De modo genérico, la violencia indirecta no es nada nuevo. La tortura santificada por la Iglesia y las ejecuciones públicas forman parte del legado cultural occidental. Los deportes sangrientos son elementos habituales en todo nuestro paisaje cultural, y hay una línea directa que va desde el Coliseo romano hasta el moderno estadio de fútbol americano. También es directa la conexión entre el teatro de marionetas y el cine y la televisión. La costumbre de canalizar el odio hacia una serie de chivos expiatorios para desviar la atención pública del hecho de que los gobernantes no han sabido proteger a sus ciudadanos es un asunto que conocen bien arqueólogos e historiadores.
Lo que se ha refinado es la explotación intencionada de la violencia indirecta como parte importante de una gran estrategia de dominación política. Erich Marque Remarque, que sobrevivió con heridas a la Primera Guerra Mundial, describe en su inolvidable Sin novedad en el frente a un estúpido maestro alemán que reprocha a un soldado que está de permiso su falta de combatividad. Hoy los sucesores de ese maestro son los editorialistas, expertos y políticos de Europa y Estados Unidos que lamentan la supuesta debilidad moral y psicológica de quienes critican el ataque estadounidense a Irak y la “guerra contra el terror”. Esos personajes, en su mayoría sin experiencia militar ninguna, no se dedican a desarrollar un debate político normal, sino que están tratando de quitar legitimidad al debate, y para ello han formado una comunidad imaginaria de personas que viven la violencia a través de otros.
El país en el que es más visible este fenómeno es Estados Unidos, donde el lenguaje de la política, a menudo, evoca un culto a la virilidad y además está hinchado de imágenes sacadas del deporte; no el deporte olímpico, sino la muy rentable empresa capitalista del deporte profesional, con toda su parte de corrupción y estimulantes farmacéuticos y su énfasis en la brutalidad repetida. Existe un proceso paralelo en la fabricación industrial actual de una subespecie de la cultura. La mitad de los cientos de canales de televisión que tengo a mi alcance muestran películas de crímenes y guerras.

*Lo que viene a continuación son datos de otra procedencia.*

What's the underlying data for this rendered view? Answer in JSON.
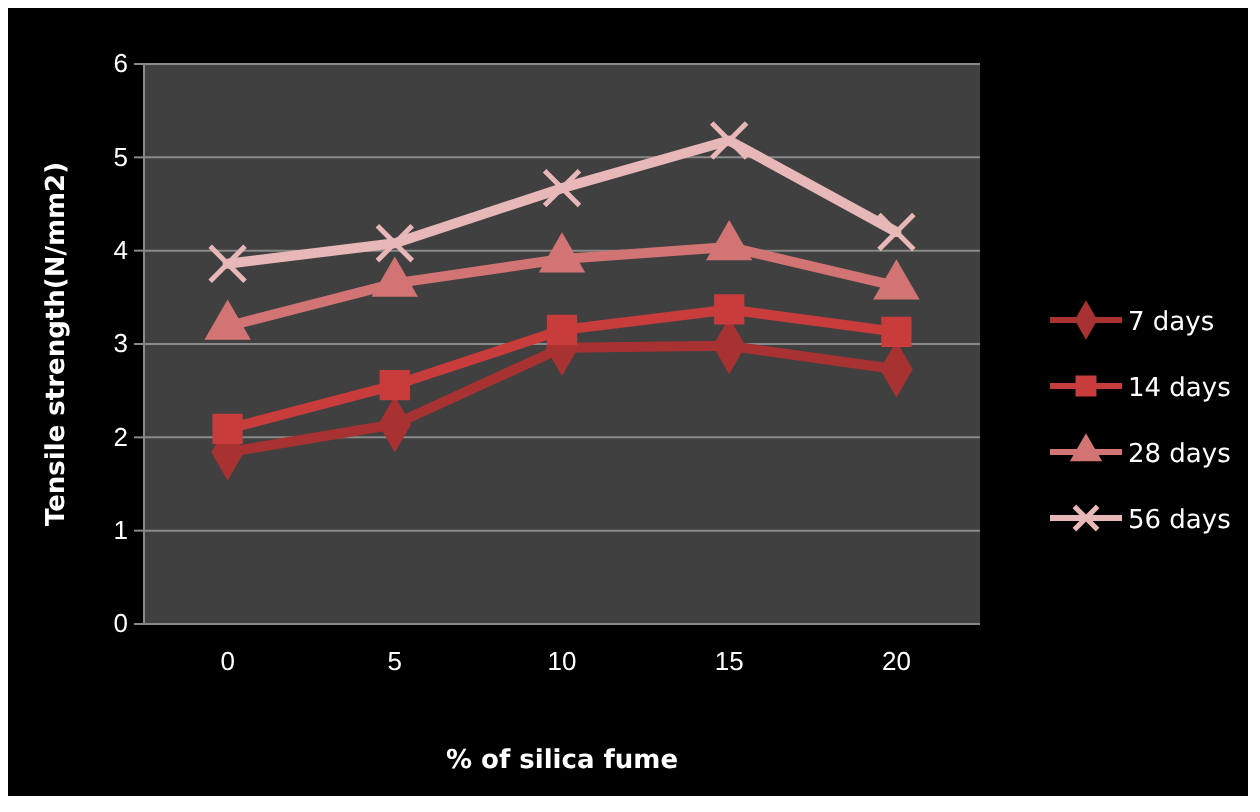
{
  "chart_data": {
    "type": "line",
    "xlabel": "% of silica fume",
    "ylabel": "Tensile strength(N/mm2)",
    "categories": [
      "0",
      "5",
      "10",
      "15",
      "20"
    ],
    "ylim": [
      0,
      6
    ],
    "yticks": [
      0,
      1,
      2,
      3,
      4,
      5,
      6
    ],
    "grid": "y",
    "legend": "right",
    "series": [
      {
        "name": "7 days",
        "color": "#a83232",
        "marker": "diamond",
        "values": [
          1.84,
          2.14,
          2.96,
          2.98,
          2.73
        ]
      },
      {
        "name": "14 days",
        "color": "#c83c3c",
        "marker": "square",
        "values": [
          2.09,
          2.56,
          3.15,
          3.37,
          3.13
        ]
      },
      {
        "name": "28 days",
        "color": "#d27474",
        "marker": "triangle",
        "values": [
          3.19,
          3.65,
          3.91,
          4.04,
          3.62
        ]
      },
      {
        "name": "56 days",
        "color": "#e8b8b8",
        "marker": "cross",
        "values": [
          3.86,
          4.08,
          4.67,
          5.18,
          4.2
        ]
      }
    ]
  }
}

Nadie ha sugerido que se vuelva a imponer el servicio militar obligatorio en Estados Unidos, pero negar que la violencia es útil e inevitable es el equivalente actual a no querer hacer el servicio militar.
Como ocurría con la horda primitiva en Tótem y tabú, de Freud, nuestros ciudadanos participan, unidos, en una fiesta obligatoria de agresión. Nadie puede permanecer a salvo de esta guerra en su casa, porque el límite entre el frente y la retaguardia está deliberadamente borrado. La militarización de la política y la politización del aparato militar avanzan a toda velocidad. La obligación moral de reafirmar la legitimidad y la necesidad del uso de la fuerza por parte del gobierno es un requisito para participar plenamente en la vida pública. Y está claro que es también una forma de preparar la eliminación del disenso en una situación de emergencia.

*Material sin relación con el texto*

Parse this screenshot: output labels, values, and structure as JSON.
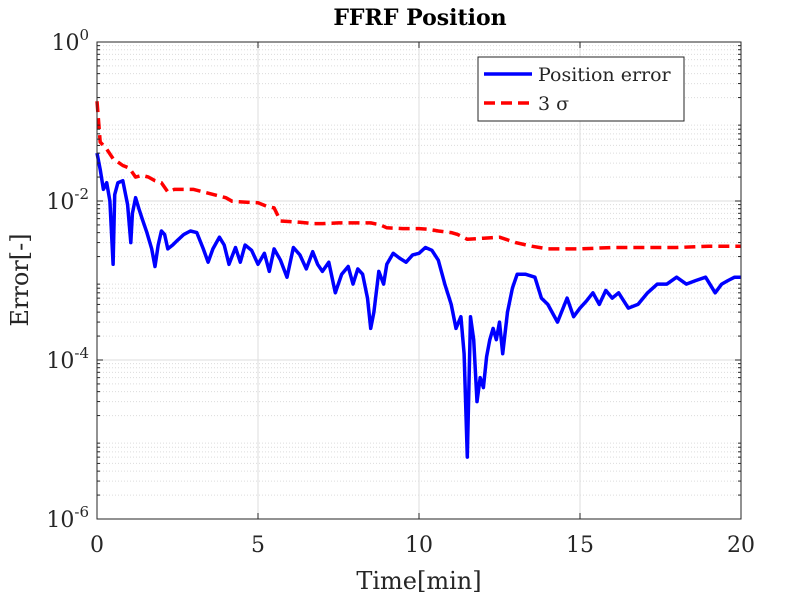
{
  "chart_data": {
    "type": "line",
    "title": "FFRF Position",
    "xlabel": "Time[min]",
    "ylabel": "Error[-]",
    "xlim": [
      0,
      20
    ],
    "ylim": [
      1e-06,
      1
    ],
    "yscale": "log",
    "grid": true,
    "minor_grid": true,
    "legend_position": "top-right",
    "x_ticks": [
      0,
      5,
      10,
      15,
      20
    ],
    "x_tick_labels": [
      "0",
      "5",
      "10",
      "15",
      "20"
    ],
    "y_ticks": [
      1e-06,
      0.0001,
      0.01,
      1
    ],
    "y_tick_labels": [
      {
        "base": "10",
        "exp": "-6"
      },
      {
        "base": "10",
        "exp": "-4"
      },
      {
        "base": "10",
        "exp": "-2"
      },
      {
        "base": "10",
        "exp": "0"
      }
    ],
    "series": [
      {
        "name": "Position error",
        "color": "#0000ff",
        "style": "solid",
        "x": [
          0.0,
          0.1,
          0.2,
          0.3,
          0.4,
          0.5,
          0.55,
          0.65,
          0.8,
          0.95,
          1.05,
          1.1,
          1.2,
          1.3,
          1.4,
          1.55,
          1.7,
          1.8,
          1.9,
          2.0,
          2.1,
          2.2,
          2.35,
          2.5,
          2.7,
          2.9,
          3.1,
          3.3,
          3.45,
          3.6,
          3.8,
          3.95,
          4.1,
          4.3,
          4.45,
          4.6,
          4.8,
          5.0,
          5.2,
          5.35,
          5.5,
          5.7,
          5.9,
          6.1,
          6.3,
          6.5,
          6.7,
          6.85,
          7.0,
          7.2,
          7.4,
          7.6,
          7.8,
          7.95,
          8.1,
          8.25,
          8.4,
          8.5,
          8.6,
          8.75,
          8.9,
          9.0,
          9.2,
          9.4,
          9.6,
          9.8,
          10.0,
          10.2,
          10.4,
          10.6,
          10.8,
          11.0,
          11.15,
          11.3,
          11.4,
          11.5,
          11.6,
          11.7,
          11.8,
          11.9,
          12.0,
          12.1,
          12.2,
          12.3,
          12.4,
          12.5,
          12.6,
          12.75,
          12.9,
          13.05,
          13.3,
          13.6,
          13.8,
          14.0,
          14.3,
          14.6,
          14.8,
          15.0,
          15.2,
          15.4,
          15.6,
          15.8,
          16.0,
          16.2,
          16.5,
          16.8,
          17.1,
          17.4,
          17.7,
          18.0,
          18.3,
          18.6,
          18.9,
          19.2,
          19.4,
          19.6,
          19.8,
          20.0
        ],
        "y": [
          0.04,
          0.025,
          0.014,
          0.017,
          0.01,
          0.0016,
          0.012,
          0.017,
          0.018,
          0.009,
          0.003,
          0.007,
          0.011,
          0.008,
          0.006,
          0.004,
          0.0025,
          0.0015,
          0.0028,
          0.0042,
          0.0038,
          0.0025,
          0.0028,
          0.0032,
          0.0038,
          0.0042,
          0.004,
          0.0025,
          0.0017,
          0.0025,
          0.0035,
          0.0028,
          0.0016,
          0.0026,
          0.0017,
          0.0028,
          0.0024,
          0.0016,
          0.0022,
          0.0013,
          0.0025,
          0.0018,
          0.0011,
          0.0026,
          0.0021,
          0.0014,
          0.0023,
          0.0016,
          0.0013,
          0.0017,
          0.0007,
          0.0012,
          0.0015,
          0.0009,
          0.0014,
          0.0012,
          0.0006,
          0.00025,
          0.0004,
          0.0013,
          0.0009,
          0.0016,
          0.0022,
          0.0019,
          0.0017,
          0.0021,
          0.0022,
          0.0026,
          0.0024,
          0.0018,
          0.0009,
          0.0005,
          0.00025,
          0.00035,
          0.00012,
          6e-06,
          0.00035,
          0.00018,
          3e-05,
          6e-05,
          4.5e-05,
          0.00011,
          0.00018,
          0.00025,
          0.00018,
          0.0003,
          0.00012,
          0.0004,
          0.0008,
          0.0012,
          0.0012,
          0.0011,
          0.0006,
          0.0005,
          0.0003,
          0.0006,
          0.00035,
          0.00045,
          0.00055,
          0.0007,
          0.0005,
          0.00075,
          0.0006,
          0.0007,
          0.00045,
          0.0005,
          0.0007,
          0.0009,
          0.0009,
          0.0011,
          0.0009,
          0.001,
          0.0011,
          0.0007,
          0.0009,
          0.001,
          0.0011,
          0.0011
        ]
      },
      {
        "name": "3 σ",
        "color": "#ff0000",
        "style": "dashed",
        "x": [
          0.0,
          0.1,
          0.2,
          0.3,
          0.5,
          0.8,
          1.0,
          1.2,
          1.4,
          1.6,
          1.8,
          2.0,
          2.2,
          2.4,
          3.0,
          3.3,
          4.0,
          4.2,
          4.6,
          5.0,
          5.3,
          5.5,
          5.7,
          6.0,
          6.3,
          6.7,
          7.0,
          7.5,
          8.0,
          8.5,
          8.8,
          9.0,
          9.5,
          10.0,
          10.3,
          10.6,
          11.0,
          11.2,
          11.5,
          12.0,
          12.5,
          13.0,
          13.5,
          14.0,
          15.0,
          16.0,
          17.0,
          18.0,
          19.0,
          20.0
        ],
        "y": [
          0.18,
          0.055,
          0.05,
          0.045,
          0.034,
          0.028,
          0.026,
          0.02,
          0.021,
          0.02,
          0.018,
          0.017,
          0.013,
          0.014,
          0.014,
          0.013,
          0.011,
          0.0099,
          0.0097,
          0.0095,
          0.0085,
          0.0082,
          0.0056,
          0.0055,
          0.0054,
          0.0052,
          0.0052,
          0.0053,
          0.0053,
          0.0053,
          0.005,
          0.0046,
          0.0045,
          0.0045,
          0.0044,
          0.0042,
          0.004,
          0.0038,
          0.0033,
          0.0034,
          0.0035,
          0.003,
          0.0027,
          0.0025,
          0.0025,
          0.0026,
          0.0026,
          0.0026,
          0.0027,
          0.0027
        ]
      }
    ]
  }
}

Los antecedentes del uso político de la violencia indirecta son varios, pero destacan tres.
Uno se daba en las situaciones coloniales e imperiales, en las que soldados mercenarios y profesionales eran los encargados de someter a los pueblos conquistados. Otro existe todavía, y es la vigilancia de grupos y clases locales que representan una amenaza. El tercero es el poder de la masa: en los casos típicos de recurso a la violencia por parte de una comunidad, unos cuantos asesinos expresan la voluntad de un grupo indignado. Tal vez esto nos da una pista para entender la persistencia de la violencia indirecta en un ámbito político más amplio. Permite gratificar los instintos de agresión y, al mismo tiempo, experimentar la solidaridad, y el precio directo que se paga es muy bajo. Es posible que las poblaciones modernas no quieran ir a la guerra, pero eso no significa, por desgracia, que hayan entrado en un nuevo siglo de las luces.